Conclusion
- Per-customer LLM cost is a gross-margin metric, not only an engineering metric.
- Track feature, route, fallback, and outcome; token count alone cannot explain profitability.
- Retries, invalid JSON, failed agent loops, and fallback calls must be attributed to the same customer/workspace.
- Budget alerts should fire before a customer, plan, or feature becomes unprofitable.
What to do next
- Define a usage event schema with customer, workspace, user, feature, task id, provider, route, model, tokens, retries, latency, status, outcome, and fallback route.
- Normalize provider prices into one internal cost table and refresh it when pricing or cache/off-peak rules change.
- Compute cost per successful task, cost per active customer, AI gross margin by plan, and top runaway workspaces.
- Set soft alerts at 50/80 percent of expected plan margin and hard caps for abnormal loops or abusive usage.
- Attach fallback and retry costs to the original customer task, not to a generic infrastructure bucket.
- Use OpenLLMAPI or shared server middleware so every provider call emits the same log shape and budget policy.
Recommended paths
| Provider | Free / credits | Best for |
|---|---|---|
| Application middleware | Build in-house | Single-provider apps with custom billing logic |
| OpenLLMAPI | Trial varies | Multi-provider logs, routing, fallback traces, and customer-level budgets |
| LLM cost calculator | Free tool | Estimating plan margins before launch |
| Provider dashboards | Included | Account-level spend, not customer or feature margin |
| Pricing exports | Free data | Refreshing internal cost tables and provider comparisons |
Global developer checklist
- Confirm whether signup, billing, and API keys work from your country before writing production code.
- Prefer OpenAI-compatible endpoints when you may need to switch models, regions, or providers later.
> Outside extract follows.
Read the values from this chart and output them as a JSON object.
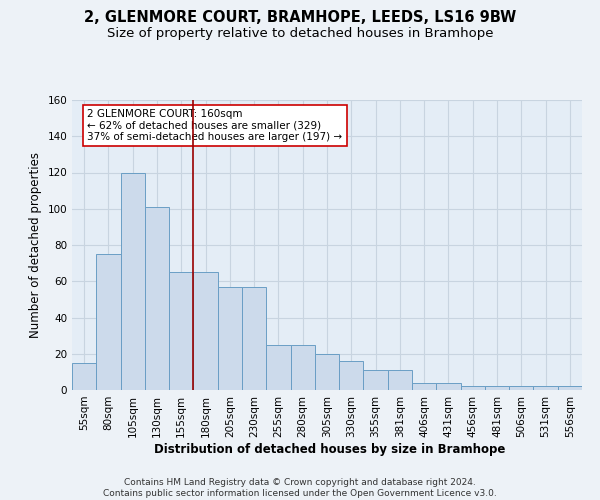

- Test free credits with a real smoke prompt and record latency, error shape, streaming behavior, and quota burn.
- Keep at least one fallback route for provider outages, model deprecations, and regional access changes.
Production handoff
Make every LLM call accountable
Route model calls through one compatible endpoint with customer-level logs, fallback traces, budget caps, and UTM-tagged SaaS margin attribution.
FAQ
What fields are mandatory?
At minimum: customer/workspace, feature, route, provider, model, tokens, unit price, retries, fallback route, latency, status, and outcome.
Should fallback cost count against the customer?
Yes. If fallback completed that customer task, attribute it to the same task and also record original route versus final route for tuning.
How do I handle streaming responses?
Write the usage event at request start, then update token counts, status, latency, and final cost when the stream closes or errors.
Can provider dashboards solve customer attribution?
Usually no. They show account spend, but not SaaS-level margin by customer, workspace, plan, feature, or accepted outcome.
What report should founders look at weekly?
Top customers by AI cost, cost per successful task by feature, fallback rate by route, gross margin by plan, and workspaces close to budget caps.